Just thought I'd say I'm feeling pretty much normal now and my blood is 11.7 mmol/L. Things are looking up now.


----------



## mikep1979

steff09 said:


> yeah god thats scary , i always get told when i log into my account if i have a paper free document to read and when i just looked i had none if it was really from them id of had a notice on my account ,, eeeeeeeeeeee well there you go im soo popular



lol well i never give any details out at all. even if it from he bank and i can verify it i still go to the website and do it all from there. just really security concious lol


----------



## Steff

great news tom x


----------



## mikep1979

Tom Hreben said:


> Just thought I'd say I'm feeling pretty much normal now and my blood is 11.7 mmol/L. Things are looking up now.

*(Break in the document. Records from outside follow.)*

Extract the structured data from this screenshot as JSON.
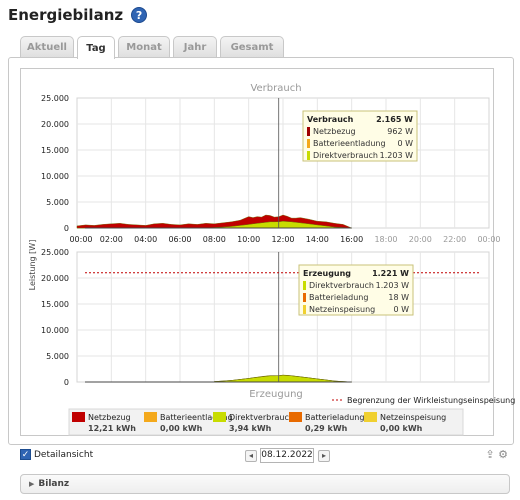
{
  "page": {
    "title": "Energiebilanz",
    "help_icon": "help-icon"
  },
  "tabs": [
    {
      "label": "Aktuell",
      "active": false
    },
    {
      "label": "Tag",
      "active": true
    },
    {
      "label": "Monat",
      "active": false
    },
    {
      "label": "Jahr",
      "active": false
    },
    {
      "label": "Gesamt",
      "active": false
    }
  ],
  "chart": {
    "top_title": "Verbrauch",
    "bottom_title": "Erzeugung",
    "ylabel": "Leistung [W]",
    "y_ticks": [
      "25.000",
      "20.000",
      "15.000",
      "10.000",
      "5.000",
      "0"
    ],
    "x_ticks": [
      "00:00",
      "02:00",
      "04:00",
      "06:00",
      "08:00",
      "10:00",
      "12:00",
      "14:00",
      "16:00",
      "18:00",
      "20:00",
      "22:00",
      "00:00"
    ],
    "limit_label": "Begrenzung der Wirkleistungseinspeisung",
    "limit_value": 21000,
    "cursor_time": "11:45",
    "colors": {
      "netzbezug": "#c00000",
      "batterieentladung": "#f4a91c",
      "direktverbrauch": "#c8dc00",
      "batterieladung": "#e86a00",
      "netzeinspeisung": "#f0d030",
      "limit": "#c00000"
    }
  },
  "tooltip_consumption": {
    "title": "Verbrauch",
    "total": "2.165 W",
    "rows": [
      {
        "label": "Netzbezug",
        "value": "962 W",
        "color": "#a00000"
      },
      {
        "label": "Batterieentladung",
        "value": "0 W",
        "color": "#f4a91c"
      },
      {
        "label": "Direktverbrauch",
        "value": "1.203 W",
        "color": "#c8dc00"
      }
    ]
  },
  "tooltip_generation": {
    "title": "Erzeugung",
    "total": "1.221 W",
    "rows": [
      {
        "label": "Direktverbrauch",
        "value": "1.203 W",
        "color": "#c8dc00"
      },
      {
        "label": "Batterieladung",
        "value": "18 W",
        "color": "#e86a00"
      },
      {
        "label": "Netzeinspeisung",
        "value": "0 W",
        "color": "#f0d030"
      }
    ]
  },
  "legend": [
    {
      "label": "Netzbezug",
      "value": "12,21 kWh",
      "color": "#c00000"
    },
    {
      "label": "Batterieentladung",
      "value": "0,00 kWh",
      "color": "#f4a91c"
    },
    {
      "label": "Direktverbrauch",
      "value": "3,94 kWh",
      "color": "#c8dc00"
    },
    {
      "label": "Batterieladung",
      "value": "0,29 kWh",
      "color": "#e86a00"
    },
    {
      "label": "Netzeinspeisung",
      "value": "0,00 kWh",
      "color": "#f0d030"
    }
  ],
  "chart_data": [
    {
      "type": "area",
      "title": "Verbrauch",
      "ylabel": "Leistung [W]",
      "ylim": [
        0,
        25000
      ],
      "x": [
        "00:00",
        "00:30",
        "01:00",
        "01:30",
        "02:00",
        "02:30",
        "03:00",
        "03:30",
        "04:00",
        "04:30",
        "05:00",
        "05:30",
        "06:00",
        "06:30",
        "07:00",
        "07:30",
        "08:00",
        "08:30",
        "09:00",
        "09:30",
        "10:00",
        "10:15",
        "10:30",
        "10:45",
        "11:00",
        "11:15",
        "11:30",
        "11:45",
        "12:00",
        "12:15",
        "12:30",
        "12:45",
        "13:00",
        "13:30",
        "14:00",
        "14:30",
        "15:00",
        "15:30",
        "16:00"
      ],
      "series": [
        {
          "name": "Direktverbrauch",
          "values": [
            0,
            0,
            0,
            0,
            0,
            0,
            0,
            0,
            0,
            0,
            0,
            0,
            0,
            0,
            0,
            0,
            100,
            200,
            300,
            500,
            700,
            800,
            900,
            1000,
            1100,
            1200,
            1200,
            1203,
            1300,
            1250,
            1200,
            1100,
            1000,
            800,
            600,
            400,
            200,
            100,
            0
          ]
        },
        {
          "name": "Batterieentladung",
          "values": [
            0,
            0,
            0,
            0,
            0,
            0,
            0,
            0,
            0,
            0,
            0,
            0,
            0,
            0,
            0,
            0,
            0,
            0,
            0,
            0,
            0,
            0,
            0,
            0,
            0,
            0,
            0,
            0,
            0,
            0,
            0,
            0,
            0,
            0,
            0,
            0,
            0,
            0,
            0
          ]
        },
        {
          "name": "Netzbezug",
          "values": [
            400,
            600,
            500,
            700,
            800,
            900,
            700,
            600,
            500,
            800,
            900,
            700,
            600,
            800,
            700,
            900,
            700,
            800,
            900,
            1000,
            1500,
            1200,
            1300,
            1100,
            1400,
            1200,
            900,
            962,
            1200,
            1000,
            700,
            800,
            1000,
            900,
            700,
            800,
            700,
            600,
            0
          ]
        }
      ]
    },
    {
      "type": "area",
      "title": "Erzeugung",
      "ylabel": "Leistung [W]",
      "ylim": [
        0,
        25000
      ],
      "x": [
        "08:00",
        "08:30",
        "09:00",
        "09:30",
        "10:00",
        "10:15",
        "10:30",
        "10:45",
        "11:00",
        "11:15",
        "11:30",
        "11:45",
        "12:00",
        "12:15",
        "12:30",
        "12:45",
        "13:00",
        "13:30",
        "14:00",
        "14:30",
        "15:00",
        "15:30",
        "16:00"
      ],
      "series": [
        {
          "name": "Direktverbrauch",
          "values": [
            100,
            200,
            300,
            500,
            700,
            800,
            900,
            1000,
            1100,
            1200,
            1200,
            1203,
            1300,
            1250,
            1200,
            1100,
            1000,
            800,
            600,
            400,
            200,
            100,
            0
          ]
        },
        {
          "name": "Batterieladung",
          "values": [
            0,
            0,
            0,
            0,
            0,
            20,
            40,
            60,
            60,
            40,
            30,
            18,
            40,
            30,
            20,
            20,
            10,
            0,
            0,
            0,
            0,
            0,
            0
          ]
        },
        {
          "name": "Netzeinspeisung",
          "values": [
            0,
            0,
            0,
            0,
            0,
            0,
            0,
            0,
            0,
            0,
            0,
            0,
            0,
            0,
            0,
            0,
            0,
            0,
            0,
            0,
            0,
            0,
            0
          ]
        }
      ]
    }
  ],
  "controls": {
    "detail_label": "Detailansicht",
    "detail_checked": true,
    "date": "08.12.2022",
    "prev_icon": "chevron-left-icon",
    "next_icon": "chevron-right-icon"
  },
  "bilanz": {
    "label": "Bilanz"
  }
}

nice one tom  id still want it down a bit more (im usually at 5-6 nowa days lol)


----------



## Steff

well that my excitement over for the day lol some one tryed to rob off me , if only they knew i am potless! hahahaha


----------



## katie

I can't keep up lol.

Vodafone is really good if you are on pay as you go, they do loads of text and call packages, i hardly spend anything.


----------



## mikep1979

steff09 said:


> well that my excitement over for the day lol some one tryed to rob off me , if only they knew i am potless! hahahaha



lol well im sure they would have had the empty pot still


----------



## Steff

lolol aye i wonder how they got my email addy in first place


----------



## mikep1979

katie said:


> I can't keep up lol.
> 
> Vodafone is really good if you are on pay as you go, they do loads of text and call packages, i hardly spend anything.

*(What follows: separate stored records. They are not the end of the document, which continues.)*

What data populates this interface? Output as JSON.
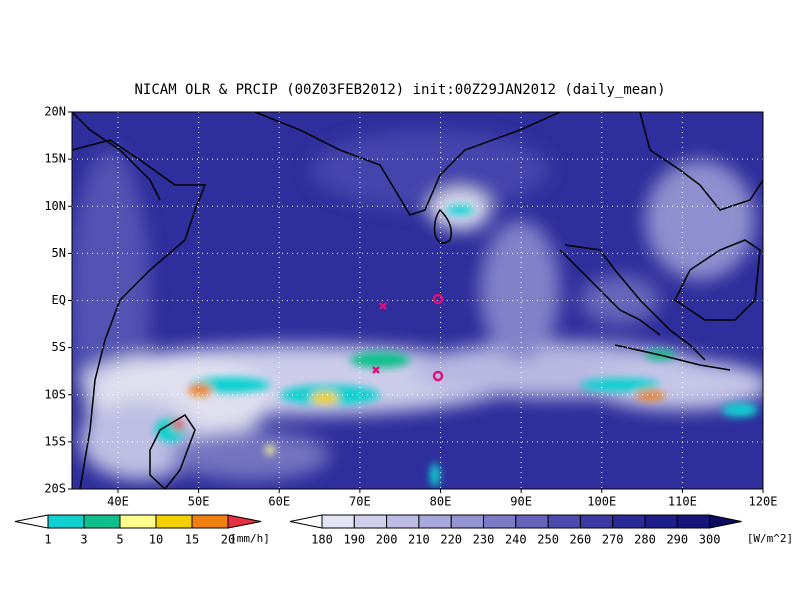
{
  "title": "NICAM OLR & PRCIP (00Z03FEB2012) init:00Z29JAN2012 (daily_mean)",
  "lat_labels": [
    "20N",
    "15N",
    "10N",
    "5N",
    "EQ",
    "5S",
    "10S",
    "15S",
    "20S"
  ],
  "lon_labels": [
    "40E",
    "50E",
    "60E",
    "70E",
    "80E",
    "90E",
    "100E",
    "110E",
    "120E"
  ],
  "precip_colorbar": {
    "labels": [
      "1",
      "3",
      "5",
      "10",
      "15",
      "20"
    ],
    "unit": "[mm/h]",
    "colors": [
      "#ffffff",
      "#10d0d0",
      "#10c08c",
      "#ffff90",
      "#f4d000",
      "#f08010",
      "#e83040"
    ]
  },
  "olr_colorbar": {
    "labels": [
      "180",
      "190",
      "200",
      "210",
      "220",
      "230",
      "240",
      "250",
      "260",
      "270",
      "280",
      "290",
      "300"
    ],
    "unit": "[W/m^2]",
    "colors": [
      "#ffffff",
      "#e4e4f4",
      "#d0d0ec",
      "#bcbce4",
      "#a8a8dc",
      "#9494d2",
      "#7c7cc6",
      "#6464ba",
      "#4c4cae",
      "#3a3aa2",
      "#2a2a96",
      "#1e1e88",
      "#161678",
      "#0c0c60"
    ]
  }
}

my only problem is the roaming agreements they have. they dont work everywhere i work so i stick to o2 who seem to have an agreement with just about everyone lol


----------



## mikep1979

steff09 said:


> lolol aye i wonder how they got my email addy in first place



they usually just by the list from people


----------



## insulinaddict09

i'm really wary of anything like that as ive had friends that have been ripped off. Another thing i had a problem withwas my MSN.... i got a link sent to me by this guy and ever since i clicked on to it .. my MSN keeps logging me in and out and then sending a VERY crude porn link to people... with my name on it.. when they've clicked on it { dirty buggers} it then does the same to them with their name on it lol  It's sorted now as a friend of mine works with computers and sorted it for me .


----------



## Freddie99

mikep1979 said:


> nice one tom  id still want it down a bit more (im usually at 5-6 nowa days lol)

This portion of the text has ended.